Referee can be crucial
Just what went through the minds of Eliaquim Mangala and Fernando in the first half is anyone’s guess. A Carl Douglas tribute band? An audition for Wrestlemania?
Everybody was kung-fu fighting in their minds. A couple of superkicks – one to Samuel Eto’o, the other to Gareth Barry – had the Blues apoplectic as Andre Marriner’s refusal to show a red card. Both were given yellows, both could have been given more.
Referees make mistakes and, at times, supporters can be too involved in maniacal conspiracy theories – but Marriner’s performance was one that genuinely changed the game.
City could have been down to 10 men by the time he awarded a soft penalty to the home side. Everton had looked comfortable until that point.
Everton could have then had a further man advantage when pressing for an equaliser. Romelu Lukaku came close, but the 11 men of City held on.
This was a time when the referee really did make a big difference. It doesn’t excuse some of the poorer elements to Everton’s play, but it wasn’t a help, either.
Good luck isn’t always welcome luck
Nobody likes to see a professional footballer injured – well, within reason – but the sight of Sergio Aguero sprawled on the turf was especially distressing to see. A player of such quality, and seemingly with such an inherent likeability, does not deserve to miss more football through injury.
But removing sentiment from the situation, it appeared the Blues were handed a boost. The pre-match talk surrounded how Aguero could be stopped; Everton were handed an answer within two minutes of (Free £25 bet offer) Kick-off.
When is a boost not really a boost, though? Aguero’s departure undoubtedly made City weaker, but it also threw the Blues’ gameplan into disarray too.
Roberto Martinez lined his side up in a 4-4-1-1 formation – a move to combat all of City’s attacking strength, but in particular the Argentine.
With Tony Hibbert and Seamus Coleman down the right, that pocket of space on the left which Aguero loves to occupy would have been filled by two Everton players. Aguero’s absence meant the Hibbert/Coleman tandem didn’t quite perform the function it was meant to.
Fortune can sometimes bring misfortune, as Martinez found out on Saturday.
Eto’o is a leader
Everton improved in the second half after a difficult first period – a huge reverse of fortune compared to the rest of the season – and Samuel Eto’o was central to a lot of that.
Signing the veteran striker did not just add someone with excellent ability on the ball to the Blues squad, but someone who has succeeded at the highest level because of his unwavering mental strength.
Sensing an equaliser could be on the cards, the 33-year-old drove forward. He looked to get past players with trickery, pace, intelligence. He made more dribbles than any of his team-mates – five – and kept the tempo of the team up as the game neared its end.
That was typified in the final seconds. Eto’o won a corner, sprinted to the ball behind the goal, ran to the corner flag and took it himself.
On a disappointing night, there is comfort in the presence of Eto’o – a professional until the end.
Barkley can be a game-changer
It has been a mixed few weeks for Ross Barkley, who continues to recover from the injury which saw him miss the first few months of the season.
Largely anonymous against Tottenham and Hull, Barkley found himself on the bench from the start just a day after his 21st birthday.
But his arrival reignited the Everton charge.
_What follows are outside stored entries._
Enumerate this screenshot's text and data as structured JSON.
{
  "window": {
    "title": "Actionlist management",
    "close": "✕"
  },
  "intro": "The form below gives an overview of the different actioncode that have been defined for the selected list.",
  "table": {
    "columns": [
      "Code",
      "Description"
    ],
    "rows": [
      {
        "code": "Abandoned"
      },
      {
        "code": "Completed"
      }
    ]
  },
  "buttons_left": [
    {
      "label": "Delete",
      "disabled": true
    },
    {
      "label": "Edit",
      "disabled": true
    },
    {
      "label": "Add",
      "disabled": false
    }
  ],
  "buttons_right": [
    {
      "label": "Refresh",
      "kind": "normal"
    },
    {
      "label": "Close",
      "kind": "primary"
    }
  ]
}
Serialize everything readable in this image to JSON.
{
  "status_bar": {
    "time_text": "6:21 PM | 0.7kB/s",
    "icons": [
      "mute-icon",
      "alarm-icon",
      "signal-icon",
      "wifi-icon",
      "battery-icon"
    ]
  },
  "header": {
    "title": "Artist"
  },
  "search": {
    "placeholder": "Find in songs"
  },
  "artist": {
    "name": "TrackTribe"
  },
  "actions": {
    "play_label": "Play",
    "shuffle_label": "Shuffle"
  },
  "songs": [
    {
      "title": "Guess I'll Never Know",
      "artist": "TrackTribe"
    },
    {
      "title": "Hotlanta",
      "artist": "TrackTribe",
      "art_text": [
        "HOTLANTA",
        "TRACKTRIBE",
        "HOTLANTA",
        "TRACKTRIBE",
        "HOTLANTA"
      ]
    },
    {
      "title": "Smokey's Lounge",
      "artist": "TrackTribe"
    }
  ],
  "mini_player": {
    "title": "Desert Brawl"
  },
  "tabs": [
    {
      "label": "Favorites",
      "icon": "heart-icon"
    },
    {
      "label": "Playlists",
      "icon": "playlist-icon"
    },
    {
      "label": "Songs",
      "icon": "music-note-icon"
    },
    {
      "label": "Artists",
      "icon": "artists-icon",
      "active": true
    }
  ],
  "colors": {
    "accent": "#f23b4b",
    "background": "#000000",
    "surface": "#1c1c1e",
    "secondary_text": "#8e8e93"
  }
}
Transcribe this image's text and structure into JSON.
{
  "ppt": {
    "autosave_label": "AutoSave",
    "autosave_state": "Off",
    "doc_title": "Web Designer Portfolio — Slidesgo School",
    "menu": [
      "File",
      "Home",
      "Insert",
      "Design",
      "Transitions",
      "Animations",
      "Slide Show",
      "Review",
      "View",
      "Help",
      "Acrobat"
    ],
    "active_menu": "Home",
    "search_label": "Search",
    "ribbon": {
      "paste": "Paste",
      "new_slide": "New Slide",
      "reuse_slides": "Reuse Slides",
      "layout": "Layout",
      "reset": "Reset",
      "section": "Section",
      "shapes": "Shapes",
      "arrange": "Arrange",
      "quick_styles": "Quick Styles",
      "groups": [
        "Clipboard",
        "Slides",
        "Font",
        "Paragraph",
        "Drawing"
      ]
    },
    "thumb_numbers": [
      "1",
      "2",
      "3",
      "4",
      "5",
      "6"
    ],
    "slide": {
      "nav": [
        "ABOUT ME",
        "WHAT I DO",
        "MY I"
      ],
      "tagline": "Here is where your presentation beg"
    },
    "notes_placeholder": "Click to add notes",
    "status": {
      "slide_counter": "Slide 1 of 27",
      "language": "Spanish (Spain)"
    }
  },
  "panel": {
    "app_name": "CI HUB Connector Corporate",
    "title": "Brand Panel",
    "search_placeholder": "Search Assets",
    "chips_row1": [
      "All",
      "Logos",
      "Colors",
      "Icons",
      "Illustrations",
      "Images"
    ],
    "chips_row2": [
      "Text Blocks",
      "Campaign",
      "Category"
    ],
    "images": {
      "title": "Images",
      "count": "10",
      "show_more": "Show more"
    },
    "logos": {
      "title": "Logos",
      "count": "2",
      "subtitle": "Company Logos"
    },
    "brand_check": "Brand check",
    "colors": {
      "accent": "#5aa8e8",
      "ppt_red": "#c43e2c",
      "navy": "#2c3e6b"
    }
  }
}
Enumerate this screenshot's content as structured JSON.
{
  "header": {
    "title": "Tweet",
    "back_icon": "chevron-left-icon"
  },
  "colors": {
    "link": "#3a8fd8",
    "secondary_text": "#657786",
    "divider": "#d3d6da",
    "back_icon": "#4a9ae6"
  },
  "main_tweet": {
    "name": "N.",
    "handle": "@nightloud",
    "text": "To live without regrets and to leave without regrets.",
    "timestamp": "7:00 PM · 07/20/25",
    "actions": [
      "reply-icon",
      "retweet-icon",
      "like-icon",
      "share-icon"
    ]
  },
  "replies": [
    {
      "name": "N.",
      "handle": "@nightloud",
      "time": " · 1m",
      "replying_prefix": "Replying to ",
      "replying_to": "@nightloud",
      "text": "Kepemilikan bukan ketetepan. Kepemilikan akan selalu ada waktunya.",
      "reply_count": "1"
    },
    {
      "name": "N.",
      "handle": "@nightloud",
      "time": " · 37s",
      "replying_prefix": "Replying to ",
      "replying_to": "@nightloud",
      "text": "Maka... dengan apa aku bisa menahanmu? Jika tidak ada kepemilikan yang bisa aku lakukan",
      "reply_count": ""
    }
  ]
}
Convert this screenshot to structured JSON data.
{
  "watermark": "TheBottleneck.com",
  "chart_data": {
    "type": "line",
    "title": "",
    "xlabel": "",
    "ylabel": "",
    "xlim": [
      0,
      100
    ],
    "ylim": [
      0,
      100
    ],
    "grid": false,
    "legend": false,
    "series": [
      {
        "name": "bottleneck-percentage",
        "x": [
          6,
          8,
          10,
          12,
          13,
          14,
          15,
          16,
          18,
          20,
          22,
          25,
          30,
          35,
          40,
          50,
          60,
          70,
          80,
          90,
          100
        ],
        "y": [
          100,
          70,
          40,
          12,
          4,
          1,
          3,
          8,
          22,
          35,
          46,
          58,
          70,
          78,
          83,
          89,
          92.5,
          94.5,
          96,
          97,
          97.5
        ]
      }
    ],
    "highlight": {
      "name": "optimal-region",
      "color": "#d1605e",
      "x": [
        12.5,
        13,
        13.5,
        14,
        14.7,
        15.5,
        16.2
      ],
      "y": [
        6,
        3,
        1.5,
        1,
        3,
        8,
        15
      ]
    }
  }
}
The central midfield, which had become laboured, was alive. Despite having just 35 minutes on the pitch, he produced more successful dribbles than anyone else bar Eto’o.
Undoubtedly, he turned the game into Everton’s favour, moving about and adding zip to the middle.
The previous two of Barry and Muhamed Besic had struggled; Barry, in particular, was having a tough evening. Usually so good with the ball, he completed just 80% of his passes.
But Barkley breathed new life into everybody and demonstrated his impact can come whether starting or coming on as substitute.